Acme's three shifts were losing 12 minutes per handoff to verbal-update churn and missed exceptions. The plant manager wanted one system every operator would actually open — without ripping out the MES they'd just signed a five-year contract for.
- 12 min → 3 minHandoff time
- + 410%Daily exception capture
- 93%Operator adoption (day 14)
- 0 in 90 daysOn-call pages
- →Two weeks shadowing two shifts before writing a line of code.
- →Phone-first interface, keyboard-friendly on the panel PCs already in place.
- →Wrote against the MES read-only API; never bought into a migration.
- →Audit trail built on Postgres + logical replication — survives a node failure.
“We expected six months and a half-dead pilot.

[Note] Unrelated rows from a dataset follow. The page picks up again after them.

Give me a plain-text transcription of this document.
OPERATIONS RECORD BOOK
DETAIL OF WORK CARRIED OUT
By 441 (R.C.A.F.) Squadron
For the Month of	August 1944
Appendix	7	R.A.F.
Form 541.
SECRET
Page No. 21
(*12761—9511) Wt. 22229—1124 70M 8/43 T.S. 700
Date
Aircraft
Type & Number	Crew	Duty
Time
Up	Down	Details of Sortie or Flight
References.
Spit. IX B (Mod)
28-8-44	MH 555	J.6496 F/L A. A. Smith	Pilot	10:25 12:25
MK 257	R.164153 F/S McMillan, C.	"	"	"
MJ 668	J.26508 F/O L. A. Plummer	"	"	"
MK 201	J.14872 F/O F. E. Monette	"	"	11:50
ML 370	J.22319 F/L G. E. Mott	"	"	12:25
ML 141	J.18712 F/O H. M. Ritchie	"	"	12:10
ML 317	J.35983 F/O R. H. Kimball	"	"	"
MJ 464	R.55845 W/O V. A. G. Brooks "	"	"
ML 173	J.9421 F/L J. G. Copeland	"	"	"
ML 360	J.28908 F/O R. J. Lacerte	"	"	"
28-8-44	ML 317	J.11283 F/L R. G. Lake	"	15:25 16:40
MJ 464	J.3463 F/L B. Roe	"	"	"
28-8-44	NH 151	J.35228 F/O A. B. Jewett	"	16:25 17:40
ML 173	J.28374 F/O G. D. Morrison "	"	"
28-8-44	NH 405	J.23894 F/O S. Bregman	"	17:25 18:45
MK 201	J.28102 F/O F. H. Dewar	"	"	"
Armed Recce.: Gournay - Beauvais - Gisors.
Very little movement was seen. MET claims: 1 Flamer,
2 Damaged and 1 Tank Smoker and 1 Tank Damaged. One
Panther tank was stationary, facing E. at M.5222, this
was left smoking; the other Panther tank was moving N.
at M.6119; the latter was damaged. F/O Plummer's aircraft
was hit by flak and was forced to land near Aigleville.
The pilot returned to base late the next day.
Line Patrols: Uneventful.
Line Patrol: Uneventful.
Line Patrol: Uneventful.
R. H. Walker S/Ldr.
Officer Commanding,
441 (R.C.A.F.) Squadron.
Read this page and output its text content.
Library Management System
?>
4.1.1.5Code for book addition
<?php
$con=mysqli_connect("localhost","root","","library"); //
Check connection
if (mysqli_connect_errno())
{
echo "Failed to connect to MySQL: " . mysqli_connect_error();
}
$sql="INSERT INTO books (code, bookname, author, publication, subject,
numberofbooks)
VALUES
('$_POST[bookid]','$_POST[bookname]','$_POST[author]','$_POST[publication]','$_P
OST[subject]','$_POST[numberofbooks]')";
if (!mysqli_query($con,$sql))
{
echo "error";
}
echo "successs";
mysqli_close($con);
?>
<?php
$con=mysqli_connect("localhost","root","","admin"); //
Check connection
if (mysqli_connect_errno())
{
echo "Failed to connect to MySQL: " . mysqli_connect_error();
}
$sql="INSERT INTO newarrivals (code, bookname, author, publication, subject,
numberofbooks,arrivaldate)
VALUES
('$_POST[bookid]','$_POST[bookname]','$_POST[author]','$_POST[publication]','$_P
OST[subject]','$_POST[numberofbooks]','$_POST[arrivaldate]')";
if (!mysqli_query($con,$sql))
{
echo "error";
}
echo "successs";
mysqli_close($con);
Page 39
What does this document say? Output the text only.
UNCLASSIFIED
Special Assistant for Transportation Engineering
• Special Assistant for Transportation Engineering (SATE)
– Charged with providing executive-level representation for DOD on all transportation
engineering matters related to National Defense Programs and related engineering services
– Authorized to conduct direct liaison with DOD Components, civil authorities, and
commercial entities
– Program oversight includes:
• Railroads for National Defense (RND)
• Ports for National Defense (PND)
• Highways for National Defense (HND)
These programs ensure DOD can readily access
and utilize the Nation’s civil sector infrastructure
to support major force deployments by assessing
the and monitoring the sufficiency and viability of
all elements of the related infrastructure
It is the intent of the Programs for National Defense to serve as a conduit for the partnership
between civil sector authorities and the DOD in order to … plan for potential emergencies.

We got nine weeks and a tool the floor uses without being asked.”
Acme is a 220-person robotics fabricator with three rolling shifts. Handoffs ran on a paper clipboard, a Google Sheet for exceptions, a second Sheet for safety incidents, and Slack DMs for everything else. Twelve minutes per handoff, four handoffs per day, three shifts — 144 minutes of skilled labor evaporating daily.
We started with two weeks of shadowing. We watched two full handoffs per shift, and we watched the moments where the existing tools failed: the operator who couldn't find their cursor on the panel PC, the supervisor who wrote ‘see Mike about #4’ on a sticky note because the Sheet wouldn't load, the night-shift lead who maintained a private exception log on her phone because she didn't trust the central one.
We built phone-first. The panel PCs work too — but the design pivot was treating the phone as the canonical surface. Everything had to work with one thumb in a glove with safety glasses fogging up. Big tap targets, no modals, signed-off entries that don't ask twice.
We never tried to replace the MES. The plant had just signed a five-year contract, and the contract was the contract. We wrote against the MES's read-only API and kept the rest of the system independent. When the MES misbehaved, the portal kept running. When the portal misbehaved, the MES didn't notice.
The audit trail lives on Postgres with logical replication to a hot standby. We've been called twice in 90 days for vague things, never for the portal itself. The plant manager's quote is on the wall now — the one at the top of this page.